You can choose to implement this functionality either by allowing instructions to be dequeued from the middle of the ready queue, or more simply, by enqueuing instructions that cannot be immediately issued onto a temporary queue and reinitializing the ready queue with the contents of this queue (just setting the pointer should suffice). Note that if you choose the second implementation above, you may need to supply different implementations for the \texttt{readyq\_pop} and \texttt{readyq\_enqueue} functions to make sure that the verbose message printing works as originally intended.

\textbf{Multiple Fetches Per Cycle}
This should be really trivial if you have the other two parts of the assignment working.

\textbf{Implementation notes:}
1. Modify the \texttt{FETCH\_QUEUE\_SIZE} macro as below to allow up to 4 instructions to be fetched in a cycle:

```
#define FETCH\_QUEUE\_SIZE (4)
```

\footnote{Note that real processors implement forwarding from the load/store queue as well as allow a subsequent store to the same address to shadow a previous store (thus possibly removing the conflict for subsequent loads if the later store instruction has resolved its data). For simplicity, we shall ignore these optimizations in this assignment.}
2. Modify the **fetch** stage so that you fetch as many instructions every cycle as are the number of empty slots in the **IF/ID** queue.

   Note that this implies you might fetch along the wrong path upon encountering branch instructions, but the implementation of perfect branch prediction outlined in the skeleton code supplied in Assignment 3 should already handle this case (by squashing all instructions in the fetch queue).
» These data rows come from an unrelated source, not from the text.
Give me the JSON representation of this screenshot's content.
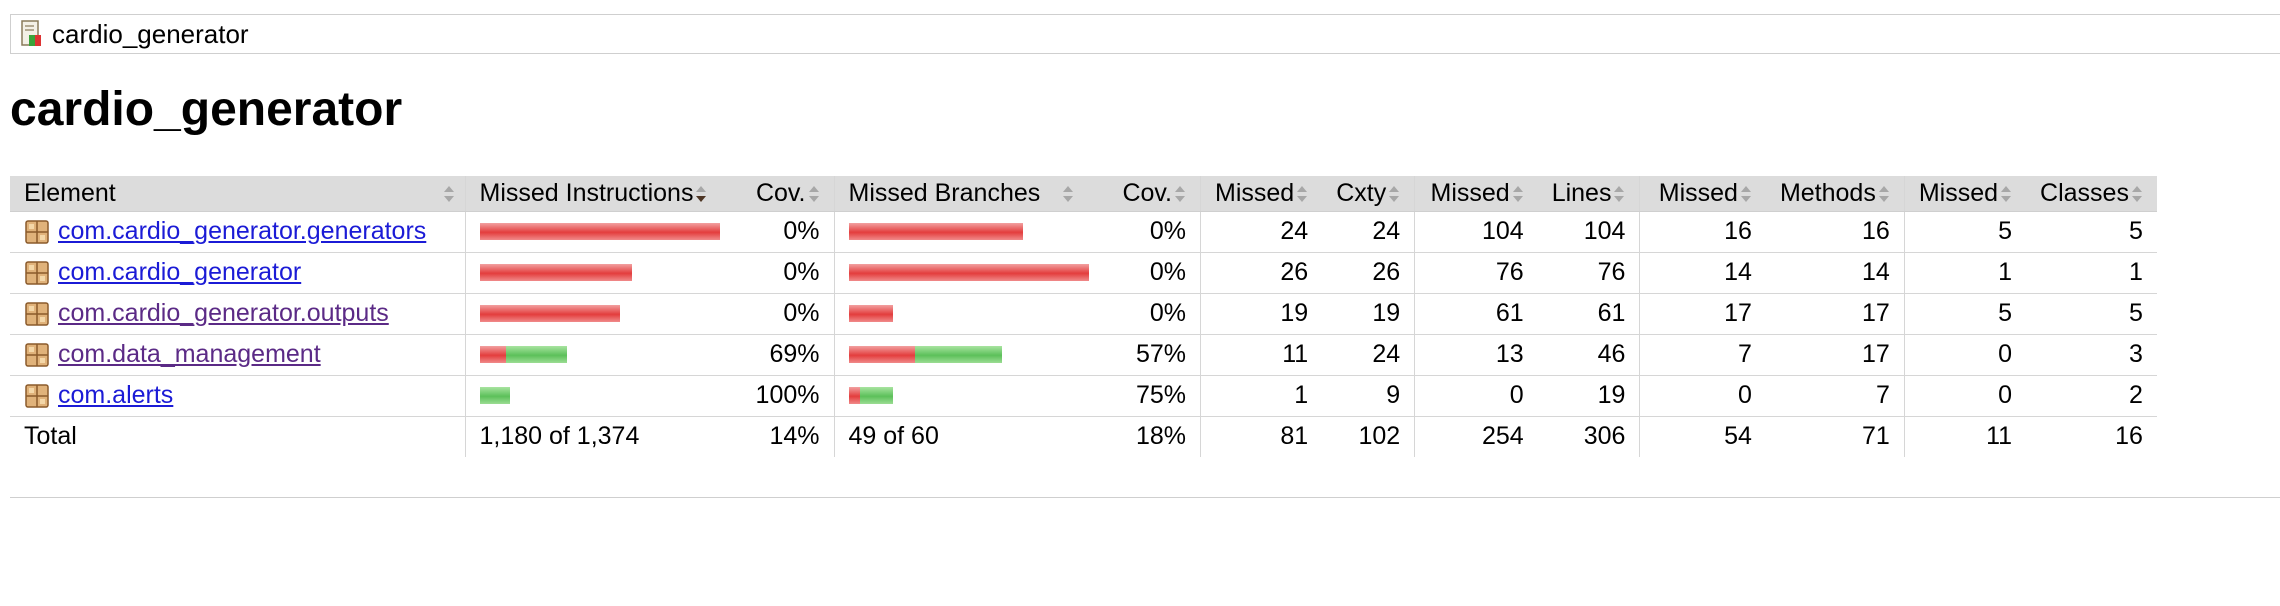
{
  "breadcrumb": {
    "label": "cardio_generator",
    "icon": "report-icon"
  },
  "page_title": "cardio_generator",
  "columns": {
    "element": "Element",
    "missed_instructions": "Missed Instructions",
    "cov_instr": "Cov.",
    "missed_branches": "Missed Branches",
    "cov_branch": "Cov.",
    "missed_cxty": "Missed",
    "cxty": "Cxty",
    "missed_lines": "Missed",
    "lines": "Lines",
    "missed_methods": "Missed",
    "methods": "Methods",
    "missed_classes": "Missed",
    "classes": "Classes"
  },
  "colors": {
    "missed": "#e33d3d",
    "covered": "#5cc05a",
    "header_bg": "#dcdcdc",
    "link": "#1b1bd6",
    "visited": "#5b2a86"
  },
  "rows": [
    {
      "name": "com.cardio_generator.generators",
      "visited": false,
      "instr_missed_frac": 1.0,
      "instr_covered_frac": 0.0,
      "cov_instr": "0%",
      "branch_missed_frac": 0.727,
      "branch_covered_frac": 0.0,
      "cov_branch": "0%",
      "missed_cxty": "24",
      "cxty": "24",
      "missed_lines": "104",
      "lines": "104",
      "missed_methods": "16",
      "methods": "16",
      "missed_classes": "5",
      "classes": "5"
    },
    {
      "name": "com.cardio_generator",
      "visited": false,
      "instr_missed_frac": 0.633,
      "instr_covered_frac": 0.0,
      "cov_instr": "0%",
      "branch_missed_frac": 1.0,
      "branch_covered_frac": 0.0,
      "cov_branch": "0%",
      "missed_cxty": "26",
      "cxty": "26",
      "missed_lines": "76",
      "lines": "76",
      "missed_methods": "14",
      "methods": "14",
      "missed_classes": "1",
      "classes": "1"
    },
    {
      "name": "com.cardio_generator.outputs",
      "visited": true,
      "instr_missed_frac": 0.584,
      "instr_covered_frac": 0.0,
      "cov_instr": "0%",
      "branch_missed_frac": 0.182,
      "branch_covered_frac": 0.0,
      "cov_branch": "0%",
      "missed_cxty": "19",
      "cxty": "19",
      "missed_lines": "61",
      "lines": "61",
      "missed_methods": "17",
      "methods": "17",
      "missed_classes": "5",
      "classes": "5"
    },
    {
      "name": "com.data_management",
      "visited": true,
      "instr_missed_frac": 0.108,
      "instr_covered_frac": 0.253,
      "cov_instr": "69%",
      "branch_missed_frac": 0.273,
      "branch_covered_frac": 0.364,
      "cov_branch": "57%",
      "missed_cxty": "11",
      "cxty": "24",
      "missed_lines": "13",
      "lines": "46",
      "missed_methods": "7",
      "methods": "17",
      "missed_classes": "0",
      "classes": "3"
    },
    {
      "name": "com.alerts",
      "visited": false,
      "instr_missed_frac": 0.0,
      "instr_covered_frac": 0.127,
      "cov_instr": "100%",
      "branch_missed_frac": 0.045,
      "branch_covered_frac": 0.136,
      "cov_branch": "75%",
      "missed_cxty": "1",
      "cxty": "9",
      "missed_lines": "0",
      "lines": "19",
      "missed_methods": "0",
      "methods": "7",
      "missed_classes": "0",
      "classes": "2"
    }
  ],
  "total": {
    "label": "Total",
    "missed_instructions": "1,180 of 1,374",
    "cov_instr": "14%",
    "missed_branches": "49 of 60",
    "cov_branch": "18%",
    "missed_cxty": "81",
    "cxty": "102",
    "missed_lines": "254",
    "lines": "306",
    "missed_methods": "54",
    "methods": "71",
    "missed_classes": "11",
    "classes": "16"
  }
}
You will need to handle the case where instructions might be fetched beyond the exit **syscall** instruction: this situation can be dealt with similar to the mispredicted branch case above.

### Sample Test Code and Sample Output

The code distribution for this assignment is available at
```
/home/mb/CompArch/assign4.tar.
```

1. **Assembly Code Programs.** Two small sample assembly code programs: **fu.s**, and **loop3.s** have been provided as sample tests for you to use during your simulator development (these programs are the same as that supplied for Assignment 3). To compile these, simply use
```
/home/mb/CompArch/bin/ssbig-na-trix-gcc
```
   with the `-nostdlib` flag. The flag prevents the C standard library from being compiled into your code, thus limiting your instruction count to the number of instructions in your assembly code file (makes it easier to assess whether your cycle count is correct).
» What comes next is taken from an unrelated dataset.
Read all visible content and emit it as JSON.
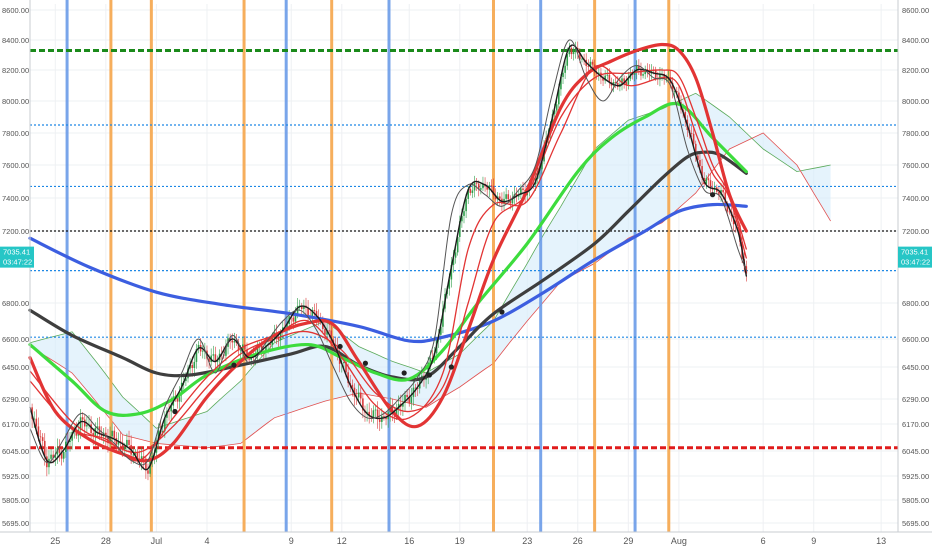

2. **Sample output.** Detailed stage-by-stage verbose output is provided for both programs for each of the three features above. The output format is as described in the handout for Assignment 1, with the exception of the stage names: “fetch”, “dispa”, “issue”, “write”, and “commi”.
   
   I have also modified the awk script from Assignment 3, **pipe3.script**, which allows one to visually see the instruction flow through the different pipeline stages. The script has been modified to handle printing of multiple instructions per stage per cycle. Invoke the script as follows:
   
   ```
   sh pipe3.script < fu.output > fu.out.pipe
   ```

### Submission Instructions

Please send e-mail to the instructor ([mb@cs.nyu.edu](mailto:mb@cs.nyu.edu)) by the due date attaching a tar file containing the following pieces: (1) your simulator source code (this should be just the file **sim-dynissue.c**); (2) output generated by your simulator on the above test programs; (3) a brief README file describing your work and any outstanding problems.